Gold price has continued to descend due to the direction of last week’s Jackson Hole symposium which continues to be felt across asset classes.
Fed Chair, Jerome Powell stated that inflation combating is the current priority of the Fed at this moment and till it successfully fights it off. He said, “The Federal Open Market Committee’s (FOMC) overarching focus right now is to bring inflation back down to our 2 percent goal.”
Certainly, this has been the norm for a while now, but after the July FOMC, the market seemed to have misinterpreted Powell’s speech as they thought he said that the Fed’s target rate was neutral.

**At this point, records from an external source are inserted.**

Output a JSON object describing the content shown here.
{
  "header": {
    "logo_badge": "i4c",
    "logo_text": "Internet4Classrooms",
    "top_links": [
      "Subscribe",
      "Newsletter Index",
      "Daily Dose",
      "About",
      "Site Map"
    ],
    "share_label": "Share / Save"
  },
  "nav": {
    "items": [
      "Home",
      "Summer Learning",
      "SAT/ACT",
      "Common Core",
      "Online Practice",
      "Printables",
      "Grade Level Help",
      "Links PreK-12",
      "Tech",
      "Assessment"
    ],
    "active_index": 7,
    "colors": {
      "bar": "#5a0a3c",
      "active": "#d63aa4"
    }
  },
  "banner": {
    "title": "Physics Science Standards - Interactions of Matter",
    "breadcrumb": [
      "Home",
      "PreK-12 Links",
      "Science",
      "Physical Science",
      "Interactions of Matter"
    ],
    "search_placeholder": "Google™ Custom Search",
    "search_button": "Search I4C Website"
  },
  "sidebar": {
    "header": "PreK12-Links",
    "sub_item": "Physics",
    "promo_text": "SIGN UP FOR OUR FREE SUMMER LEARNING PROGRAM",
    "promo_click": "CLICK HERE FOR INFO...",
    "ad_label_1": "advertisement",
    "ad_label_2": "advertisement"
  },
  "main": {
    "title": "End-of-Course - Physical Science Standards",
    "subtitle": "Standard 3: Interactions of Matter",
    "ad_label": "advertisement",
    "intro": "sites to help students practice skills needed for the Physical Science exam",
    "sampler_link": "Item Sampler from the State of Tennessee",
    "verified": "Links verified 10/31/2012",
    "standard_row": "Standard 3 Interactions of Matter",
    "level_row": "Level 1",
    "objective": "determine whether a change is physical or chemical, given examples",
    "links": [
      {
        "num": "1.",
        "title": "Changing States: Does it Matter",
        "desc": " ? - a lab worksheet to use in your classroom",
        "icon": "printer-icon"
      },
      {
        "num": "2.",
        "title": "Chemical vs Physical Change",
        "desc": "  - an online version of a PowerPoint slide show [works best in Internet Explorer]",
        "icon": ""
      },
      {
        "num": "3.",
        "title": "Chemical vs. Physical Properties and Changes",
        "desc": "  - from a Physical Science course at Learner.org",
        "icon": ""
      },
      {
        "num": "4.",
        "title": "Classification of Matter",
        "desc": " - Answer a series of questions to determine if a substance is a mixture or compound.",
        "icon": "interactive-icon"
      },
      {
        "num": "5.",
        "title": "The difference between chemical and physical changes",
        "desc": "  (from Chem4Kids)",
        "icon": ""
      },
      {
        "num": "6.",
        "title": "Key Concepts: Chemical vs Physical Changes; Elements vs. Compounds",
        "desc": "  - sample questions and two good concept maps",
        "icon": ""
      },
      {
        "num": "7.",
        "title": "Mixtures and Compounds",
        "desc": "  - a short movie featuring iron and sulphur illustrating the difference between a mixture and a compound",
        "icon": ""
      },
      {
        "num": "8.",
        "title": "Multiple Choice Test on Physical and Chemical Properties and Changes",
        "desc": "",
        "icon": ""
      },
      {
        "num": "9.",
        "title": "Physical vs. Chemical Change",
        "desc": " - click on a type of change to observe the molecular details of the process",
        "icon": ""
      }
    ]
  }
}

Fed’s interest rates is always increasing per time causing Treasury yields to scale high across the curve as the USD finds support. This surge in the USD has causes commodities to fall pressured and the market sees a potentially slower global growth. Gold is not left unaffected in all of these.
After Jackson Hole, 10-year Treasury yields are around 20 basis-points (bps) higher, while the market lowered their expectation of where 10-year inflation is. It has downed by around 10 bps, as priced by the breakeven rate on Treasury Inflation Protected Securities (TIPS).
The nominal Treasury yield is lesser than the inflation rate for the same tenor. The US 10-year real yield is 30 bps above its position before Jackson Hole.
If the Fed continue to talk tough on inflation, will XAU/USD test new lows?